Gebelik sürecindeki Kovid-19 hastalarının bir kısmının takip ve gözlem altında izlendiğini anlatan Çelen, "Gebelerin çoğuna klinik seyrin daha hafif olması nedeniyle tedavi vermiyoruz ama bazılarına özelikle semptomatik olan gebeleri de kullanımda olan ilaçlarla tedavi ediyoruz. Bugüne kadar gebe olan hastalarımızın tamamı taburcu edildi. Pek bir sıkıntı yaşamadık. 3 hastamız doğumu hastanede gerçekleştirdi. Sezaryene alınan hastalarımız oldu." diye konuştu.
- "Bebeğin yakın mesafede olması bulaş riskini sağlıyor"
"Bebeğin yakın mesafede olması bulaş riskini sağlıyor. Bununla birlikte yenidoğan yaş grubunda bu hastalığın subklinik seyrettiğini ve ciddi bir semptoma yol açmadığını biliyoruz. Yine de bu riski almamak adına annelere önerilerde bulunuyoruz." diyen Çelen, Kovid-19 testi pozitif çıkan annelere bebeklerine anne sütü vermeleri konusunda tavsiyesinde bulundu.

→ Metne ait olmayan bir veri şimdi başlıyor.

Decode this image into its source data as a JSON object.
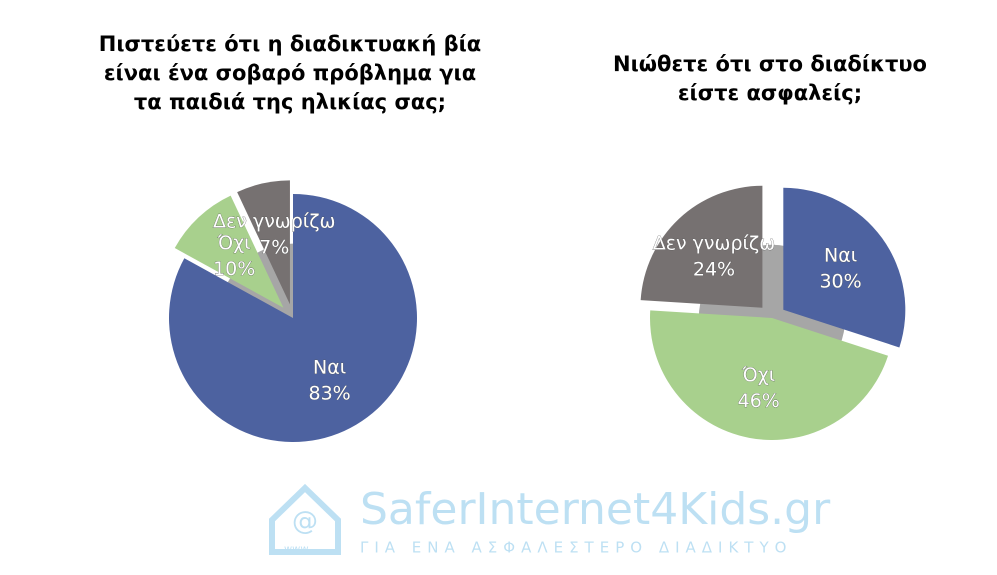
{
  "chart_data": [
    {
      "type": "pie",
      "title": [
        "Πιστεύετε ότι η διαδικτυακή βία",
        "είναι ένα σοβαρό πρόβλημα για",
        "τα παιδιά της ηλικίας σας;"
      ],
      "categories": [
        "Ναι",
        "Όχι",
        "Δεν γνωρίζω"
      ],
      "values": [
        83,
        10,
        7
      ],
      "value_labels": [
        "83%",
        "10%",
        "7%"
      ],
      "colors": [
        "#4d62a0",
        "#a8d08d",
        "#767171"
      ],
      "exploded": [
        false,
        true,
        true
      ]
    },
    {
      "type": "pie",
      "title": [
        "Νιώθετε ότι στο διαδίκτυο",
        "είστε ασφαλείς;"
      ],
      "categories": [
        "Ναι",
        "Όχι",
        "Δεν γνωρίζω"
      ],
      "values": [
        30,
        46,
        24
      ],
      "value_labels": [
        "30%",
        "46%",
        "24%"
      ],
      "colors": [
        "#4d62a0",
        "#a8d08d",
        "#767171"
      ],
      "exploded": [
        true,
        false,
        true
      ]
    }
  ],
  "watermark": {
    "brand": "SaferInternet4Kids.gr",
    "slogan": "ΓΙΑ ΕΝΑ ΑΣΦΑΛΕΣΤΕΡΟ ΔΙΑΔΙΚΤΥΟ",
    "www": "www"
  }
}
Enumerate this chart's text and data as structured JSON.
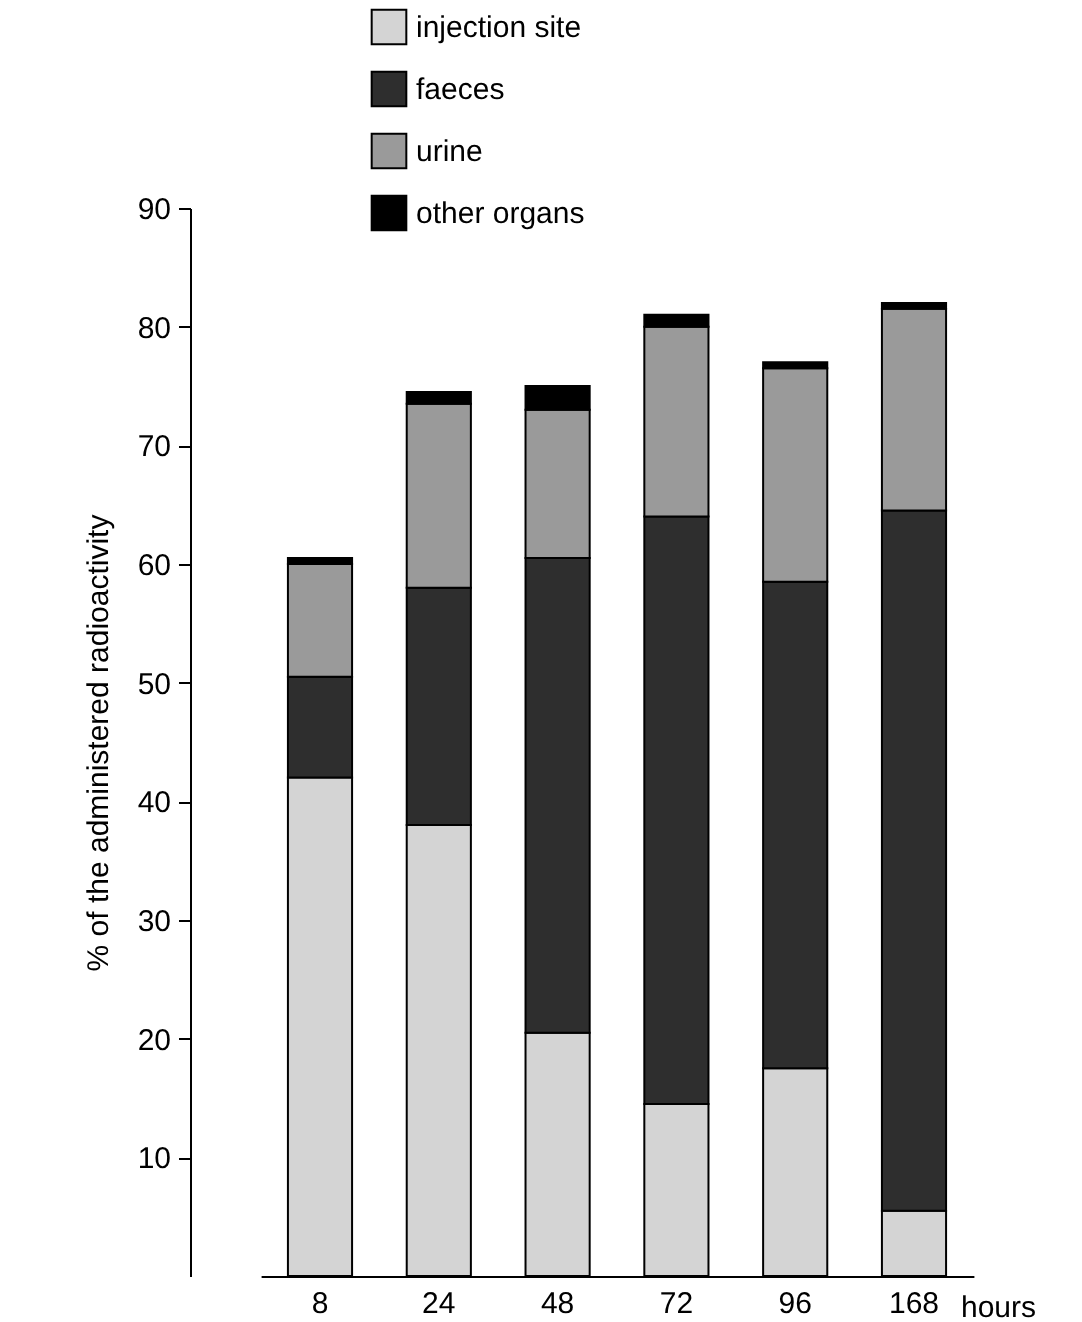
{
  "chart_data": {
    "type": "bar",
    "stacked": true,
    "xlabel": "hours",
    "ylabel": "% of the administered radioactivity",
    "categories": [
      "8",
      "24",
      "48",
      "72",
      "96",
      "168"
    ],
    "series": [
      {
        "name": "injection site",
        "color": "#d4d4d4",
        "values": [
          42,
          38,
          20.5,
          14.5,
          17.5,
          5.5
        ]
      },
      {
        "name": "faeces",
        "color": "#2e2e2e",
        "values": [
          8.5,
          20,
          40,
          49.5,
          41,
          59
        ]
      },
      {
        "name": "urine",
        "color": "#9a9a9a",
        "values": [
          9.5,
          15.5,
          12.5,
          16,
          18,
          17
        ]
      },
      {
        "name": "other organs",
        "color": "#000000",
        "values": [
          0.5,
          1,
          2,
          1,
          0.5,
          0.5
        ]
      }
    ],
    "ylim": [
      0,
      90
    ],
    "yticks": [
      10,
      20,
      30,
      40,
      50,
      60,
      70,
      80,
      90
    ],
    "grid": false,
    "legend": "top"
  }
}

Çelen, "Anne, test sonucu negatif oluncaya kadar bebeğine doğrudan hastalığı bulaştırma riskinin sözkonusu olması nedeniyle sütünün sağılarak başka bir ortamda bebeğe verilmesi, böylece bebeklerimizin anne sütünden mahrum kalmaması hedeflenmelidir. Kovid-19'a yakalanan annenin bebeğine süt vermesine engel bir durum söz konusu değil." ifadelerini kullandı.
Anne sütünün, bebeği çeşitli enfeksiyonlardan koruyan biyoaktif maddeler, büyüme ve gelişmeyi etkileyen hormon ve büyüme faktörleri, immün sistemini düzenleyen faktörler ve antienflamatuar maddeler içerdiğine işaret eden Çelen, şunları kaydetti:
"Gebelik döneminde Kovid-19'a yakalanan hastalarımız da çok sayıda oldu. Bunlardan biri kliniğimizde doğumu gerçekleştirdi ve bugün taburcu edildi. Bebeği de gayet sağlıklı. Gebeler ile diğer Kovid-19 hastalarını takip açısından hiçbir fark yok. Bu hastaların tamamı, gebe olmayan Kovid-19'a yakalananlar gibi teste, kan tetkiklerine tabi tutuluyor. Sadece gebelerde tomografi ve akciğer filmini mümkün mertebe çekmiyoruz. Bunun dışında hastaların takibi çok farklı değil."
Çelen, koronavirüsün emzirme yoluyla bulaştığının bilimsel olarak kanıtlanmadığına dikkati çekerek, anne sütünün önemi nedeniyle bebeğe mutlaka verilmesi gerektiğini belirtti.
- "Zatürre, grip aşısı Kovid-19'a karşı koruyuculuk sağlamamakta"
Mevsimsel değişiklerden dolayı risk altında bulunan insanların zatürre ve grip aşısına yoğun talep gösterdiğini belirten Çelen, şöyle konuştu:
"Ülkemizde şu an zatürre aşıları neredeyse tükendi. Grip aşıları da henüz gelmeden herkes soruyor. Bu kadar duyarlı olmamız son derece güzel fakat gözden kaçırdığımız bir şey var. Zatürre, grip aşısı Kovid-19'a karşı koruyuculuk sağlamamakta. Sanki zatürre ve grip aşısı kişinin Kovid-19'a yakalanmasını engelliyormuş gibi toplumda bir algı var. Öyle bir durum söz konusu değil. Risk gruplarına zaten zatürre aşısı önermekteyiz. Grip aşısını da herkese yıllardır önermekteyiz. Her yıl grip döneminin başladığı ekim ayından itibaren hastalarımıza aşıyı zaten önermekteyiz. Bu yıl da önceki yıllardan farklı bir durum söz konusu değil."